- Ideology: Bulgarian Roma interests Social democracy
- Political position: Centre-left

= European Security and Integration =

Bulgarian political party

The Civil Union "Roma" (Гражданско обединение "Рома", Grazhdansko obedinenie "Roma") is a political party in Bulgaria. It is part of the Coalition for Bulgaria, an alliance led by the Bulgarian Socialist Party. It defends the interests of Bulgarian Roma minority.

==Names==
It was established as a non-political organization under the name Roma Civic Association, established on March 4, 2001 (published in the State Gazette on April 27, 2001). It is headed by the lawyer Toma Tomov. Since 2003 it has been the Political Party Roma (promulgated, SG, 29.07.2003), with registration by its chairman Toma Tomov and its chief secretary by Toma Ivanov.

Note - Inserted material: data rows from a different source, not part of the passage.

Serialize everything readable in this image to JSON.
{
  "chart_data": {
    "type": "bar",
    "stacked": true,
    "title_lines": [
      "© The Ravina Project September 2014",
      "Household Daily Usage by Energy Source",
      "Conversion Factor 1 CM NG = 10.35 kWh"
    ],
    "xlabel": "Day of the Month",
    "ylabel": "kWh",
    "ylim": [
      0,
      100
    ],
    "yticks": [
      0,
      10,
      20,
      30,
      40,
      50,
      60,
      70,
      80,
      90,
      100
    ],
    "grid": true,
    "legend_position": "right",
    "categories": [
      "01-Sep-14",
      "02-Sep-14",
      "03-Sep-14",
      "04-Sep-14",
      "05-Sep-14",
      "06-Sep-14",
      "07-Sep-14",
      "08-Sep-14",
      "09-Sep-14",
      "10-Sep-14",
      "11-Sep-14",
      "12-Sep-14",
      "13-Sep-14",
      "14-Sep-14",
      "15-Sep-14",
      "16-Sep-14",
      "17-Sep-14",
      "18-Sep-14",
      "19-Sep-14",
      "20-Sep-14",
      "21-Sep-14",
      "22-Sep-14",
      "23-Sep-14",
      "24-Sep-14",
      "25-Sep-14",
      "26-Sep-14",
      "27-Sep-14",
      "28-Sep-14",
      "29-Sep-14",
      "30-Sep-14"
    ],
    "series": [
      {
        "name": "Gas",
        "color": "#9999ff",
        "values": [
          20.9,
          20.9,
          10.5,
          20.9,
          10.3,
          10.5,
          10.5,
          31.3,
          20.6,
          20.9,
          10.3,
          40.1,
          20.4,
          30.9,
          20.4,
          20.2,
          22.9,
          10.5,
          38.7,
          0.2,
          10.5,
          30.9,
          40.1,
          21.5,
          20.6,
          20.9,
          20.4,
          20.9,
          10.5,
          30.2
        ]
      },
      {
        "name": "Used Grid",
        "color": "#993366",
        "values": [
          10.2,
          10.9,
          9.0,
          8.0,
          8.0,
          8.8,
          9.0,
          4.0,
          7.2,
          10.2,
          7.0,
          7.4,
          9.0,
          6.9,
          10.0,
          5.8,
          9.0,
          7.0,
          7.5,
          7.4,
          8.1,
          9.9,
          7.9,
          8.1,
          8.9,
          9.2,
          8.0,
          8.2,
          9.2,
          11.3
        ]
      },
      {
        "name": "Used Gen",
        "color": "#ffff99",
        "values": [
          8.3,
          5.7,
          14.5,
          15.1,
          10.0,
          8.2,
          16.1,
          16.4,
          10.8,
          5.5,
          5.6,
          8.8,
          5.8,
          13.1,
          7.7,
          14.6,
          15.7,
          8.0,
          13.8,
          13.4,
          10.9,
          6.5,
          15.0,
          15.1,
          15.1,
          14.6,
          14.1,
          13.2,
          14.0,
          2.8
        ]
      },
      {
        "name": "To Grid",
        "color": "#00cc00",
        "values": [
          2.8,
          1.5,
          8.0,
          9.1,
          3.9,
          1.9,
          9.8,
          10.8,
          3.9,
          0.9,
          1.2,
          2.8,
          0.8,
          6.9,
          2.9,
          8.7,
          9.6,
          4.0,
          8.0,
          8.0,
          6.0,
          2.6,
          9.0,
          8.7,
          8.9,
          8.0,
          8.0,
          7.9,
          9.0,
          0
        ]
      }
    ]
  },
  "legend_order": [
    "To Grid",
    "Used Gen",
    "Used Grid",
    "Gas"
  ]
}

In 2010 it was rebranded as the political party European Security and Integration.

== Activity ==
The organization joined the Coalition for Bulgaria election campaign in 2001. Its leader Toma Tomov was a member of the Coalition for 2 terms (from Montana and from Vratsa respectively) from 2001 to 2009.

The party signed a coalition agreement to support the nominations of Ivaylo Kalfin and Stefan Danailov in the 2011 presidential election.